Davos’taki toplantılarda bulunan iş dünyası elitlerinin çoğunluğunun, dünya ekonomisinin önemli bir kısmını kontrol eden 10 dev şirketin CEO’su veya ana hissedarı olduğuna dikkat çekiliyor. Bu şirketlerin toplam değeri 10,2 trilyon doları aşıyor, ki bu rakam Afrika ve Latin Amerika’nın toplam GSYİH’sından daha fazla.

Bugün en tepedeki yüzde 1, tüm küresel finansal varlıkların yüzde 43’üne sahip durumda. Orta Doğu’daki finansal zenginliğin yüzde 48’i, Asya’dakinin yüzde 50’si ve Avrupa’dakinin yüzde 47’sı onların elinde.

Türkiye’de ise en zengin 16 milyarderin serveti halkın en alt %50’lik kesiminin servetinden fazla. Halbuki dolar milyoneri ve milyarderlerine uygulanacak bir servet vergisi ile her yıl 12,5 milyar dolar gelir yaratılabilir. Bu gelirle sağlık bütçesi %47, eğitim bütçesi %54 ve sosyal harcamalar bütçesi %139 artırılabilir.

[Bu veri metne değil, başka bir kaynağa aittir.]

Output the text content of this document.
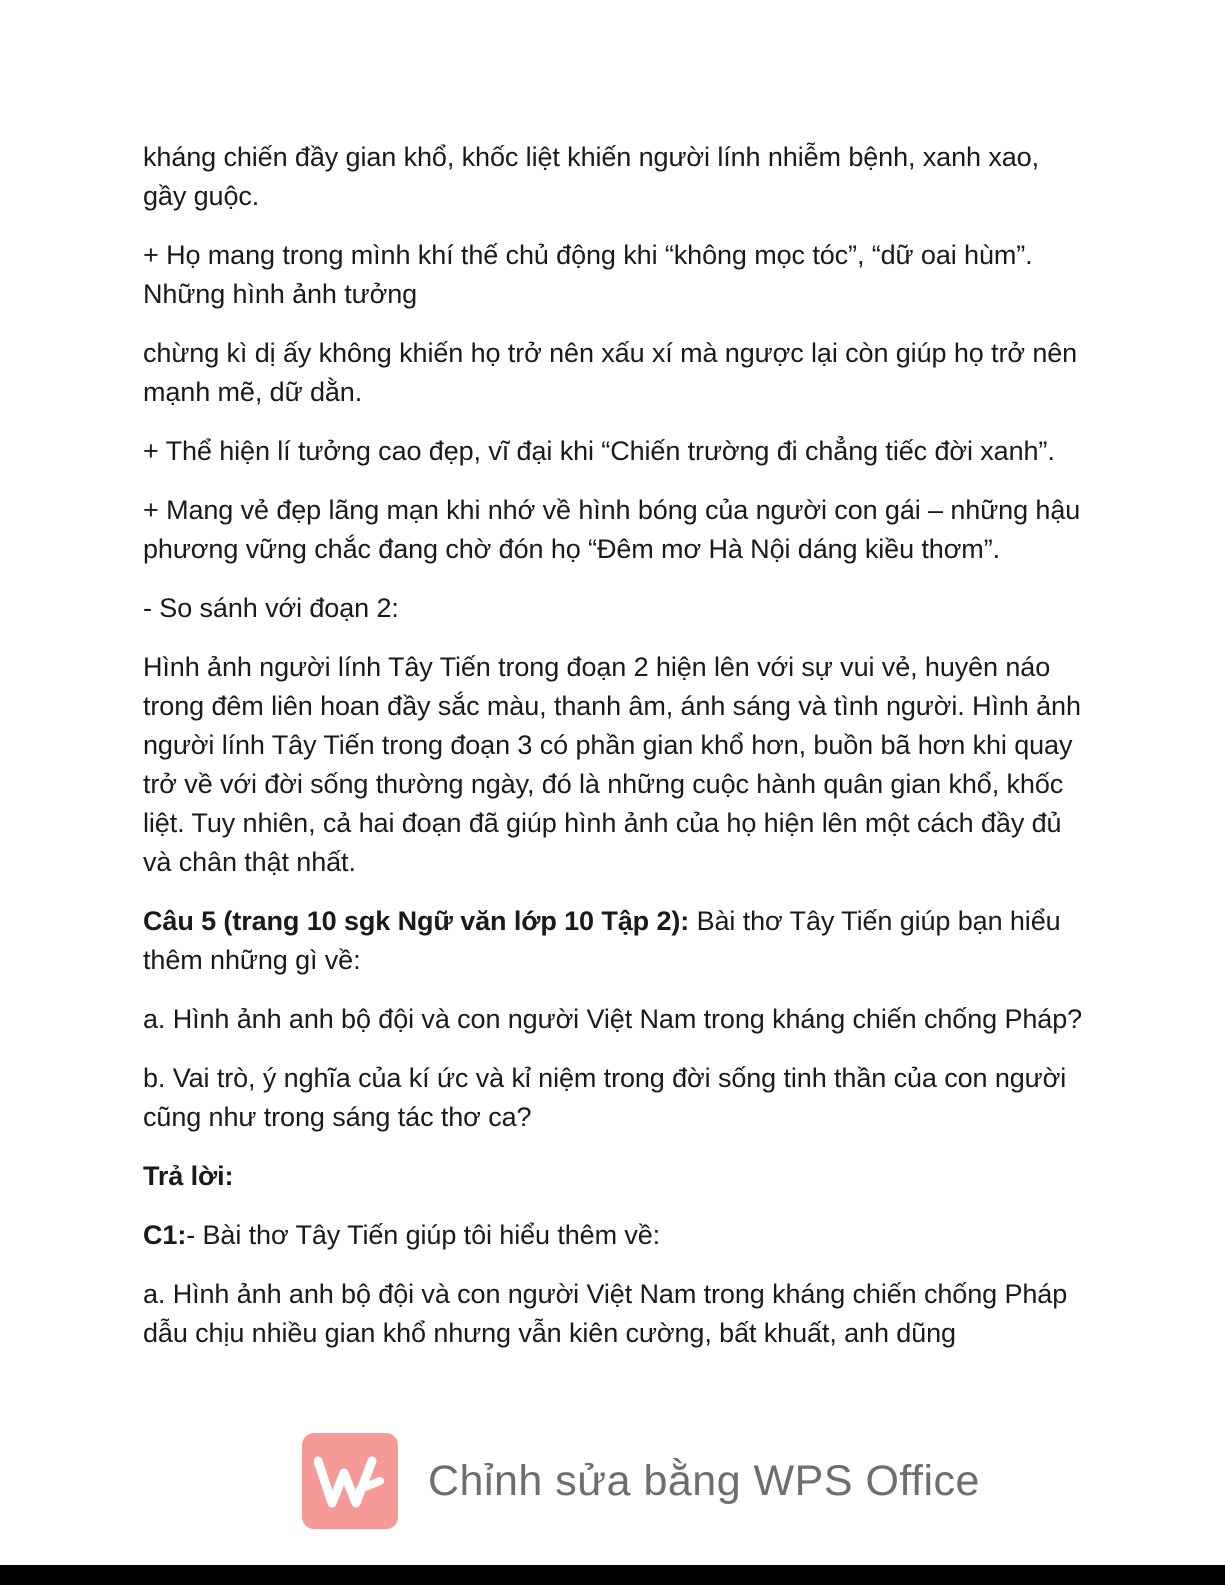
kháng chiến đầy gian khổ, khốc liệt khiến người lính nhiễm bệnh, xanh xao, gầy guộc.

+ Họ mang trong mình khí thế chủ động khi “không mọc tóc”, “dữ oai hùm”. Những hình ảnh tưởng

chừng kì dị ấy không khiến họ trở nên xấu xí mà ngược lại còn giúp họ trở nên mạnh mẽ, dữ dằn.

+ Thể hiện lí tưởng cao đẹp, vĩ đại khi “Chiến trường đi chẳng tiếc đời xanh”.

+ Mang vẻ đẹp lãng mạn khi nhớ về hình bóng của người con gái – những hậu phương vững chắc đang chờ đón họ “Đêm mơ Hà Nội dáng kiều thơm”.

- So sánh với đoạn 2:

Hình ảnh người lính Tây Tiến trong đoạn 2 hiện lên với sự vui vẻ, huyên náo trong đêm liên hoan đầy sắc màu, thanh âm, ánh sáng và tình người. Hình ảnh người lính Tây Tiến trong đoạn 3 có phần gian khổ hơn, buồn bã hơn khi quay trở về với đời sống thường ngày, đó là những cuộc hành quân gian khổ, khốc liệt. Tuy nhiên, cả hai đoạn đã giúp hình ảnh của họ hiện lên một cách đầy đủ và chân thật nhất.

Câu 5 (trang 10 sgk Ngữ văn lớp 10 Tập 2): Bài thơ Tây Tiến giúp bạn hiểu thêm những gì về:

a. Hình ảnh anh bộ đội và con người Việt Nam trong kháng chiến chống Pháp?

b. Vai trò, ý nghĩa của kí ức và kỉ niệm trong đời sống tinh thần của con người cũng như trong sáng tác thơ ca?

Trả lời:

C1:- Bài thơ Tây Tiến giúp tôi hiểu thêm về:

a. Hình ảnh anh bộ đội và con người Việt Nam trong kháng chiến chống Pháp dẫu chịu nhiều gian khổ nhưng vẫn kiên cường, bất khuất, anh dũng

Chỉnh sửa bằng WPS Office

Yoksulluğun Sona Ermesi İki Yüzyıl Sonra

Sıradan insanlar genellikle güvencesiz ve riskli işlerde çok düşük maaşlar karşılığında daha fazla ve daha uzun saatler çalışmaya devam ediyorlar. Yaklaşık 800 milyon işçinin ücretleri enflasyona yenik düştü ve işçiler son iki yılda 1,5 trilyon dolar kaybettiler. Sağlık sektöründe ve sosyal hizmetler sektöründe çalışan bir kadının en büyük 100 Fortune şirketindeki ortalama CEO’nun bir yılda kazandığı parayı kazanması için en az 1.200 yıl çalışması gerekiyor. Yoksulluk ise iki yüz sonra sona ereceği tahmin ediliyor.

Sonuç

Bu rapor, hepimizi ilgilendiren ve etkileyen bir sorunu göz ardı edemeyeceğimizi gösteriyor. Eşitsizlik, sadece yoksulların veya ezilenlerin değil, tüm insanlığın sorunudur. Eşitsizlik, bizi birbirimizden ayırır, bizi birbirimize karşı kışkırtır, bizi birbirimize düşman eder. Eşitsizlik, bizi insanlığımızdan uzaklaştırır.

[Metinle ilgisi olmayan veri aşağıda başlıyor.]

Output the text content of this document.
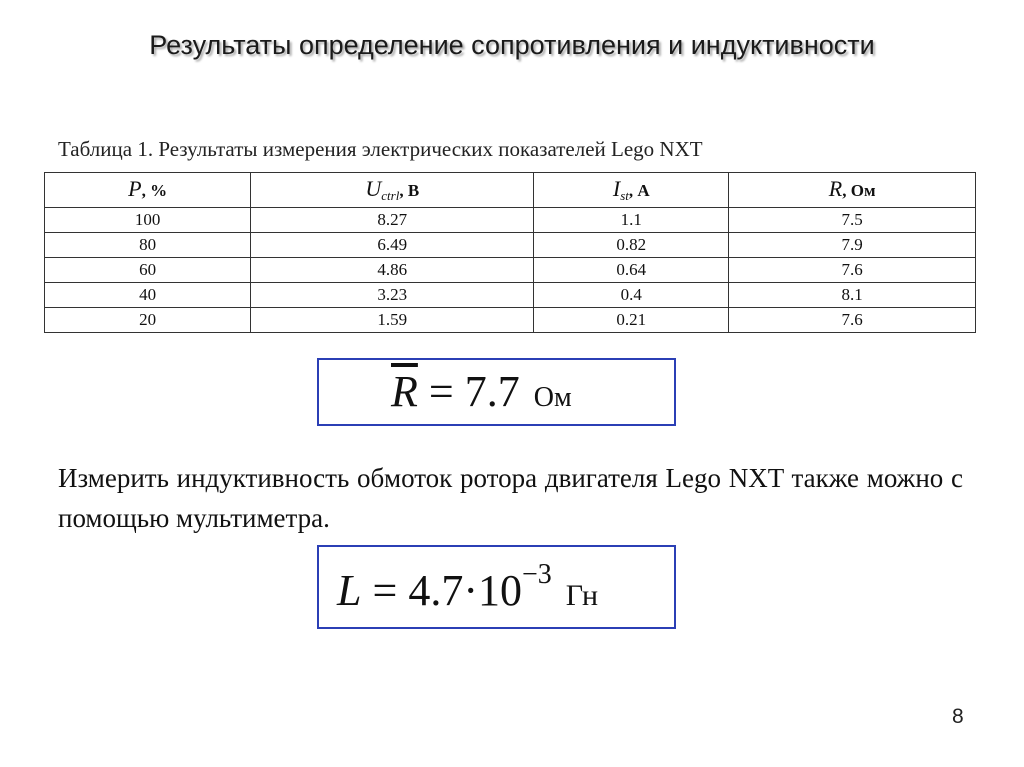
Результаты определение сопротивления и индуктивности
Таблица 1. Результаты измерения электрических показателей Lego NXT
P, %	$U_{ctrl}$, В	$I_{st}$, А	R, Ом
100	8.27	1.1	7.5
80	6.49	0.82	7.9
60	4.86	0.64	7.6
40	3.23	0.4	8.1
20	1.59	0.21	7.6
$\overline{R} = 7.7$ Ом
Измерить индуктивность обмоток ротора двигателя Lego NXT также можно с помощью мультиметра.
$L = 4.7\cdot 10^{-3}Гн$
8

Bu yüzden, eşitsizliğe karşı durmalıyız. Eşitsizliğe karşı çıkmak, sadece kendimiz için değil, gelecek nesiller için de sorumluluğumuzdur. Eşitsizliğe karşı koymak, sadece adalet için değil, barış için de gereklidir. Eşitsizliğe karşı gelmek, sadece haklarımız için değil, onurumuz için de zorunludur.

Eşitsizliğe karşı mücadele etmenin yolları çoktur. Eşitsizliğe karşı sesimizi duyurabilir, sosyal medyada, sokakta, mecliste, iş yerinde, okulda, evde eşitsizliği protesto edebilir, eşitlik talep edebiliriz. Eşitsizliğe karşı örgütlenebilir, dayanışma içinde olabilir, birlikte hareket edebilir, birlikte güçlenebiliriz.

Eşitsizliğe karşı mücadele etmek, bize daha iyi bir dünya sunar. Daha adil, daha demokratik, daha yeşil, daha mutlu, daha insanca bir dünya. Bu dünya, hayal değil, olasılıktır. Bu dünya, bizim elimizdedir. Bu dünya, bizim seçimimizdir.

Eşitsizlik ve adaletsizlikle mücadelede devletin daha etkin rol alması ve küresel iş dünyasının daha adil bir paylaşım için sorumluluk alması, dünya genelinde daha sürdürülebilir ve adil bir ekonomi için atılacak adımların önemli olduğunu vurguluyor, Eşitsizlik A.Ş., dünyanın en büyük şirketi olmaya devam edecek mi, yoksa biz onu iflas ettirecek miyiz? Bu sorunun cevabını bizde olduğunu biliyorum.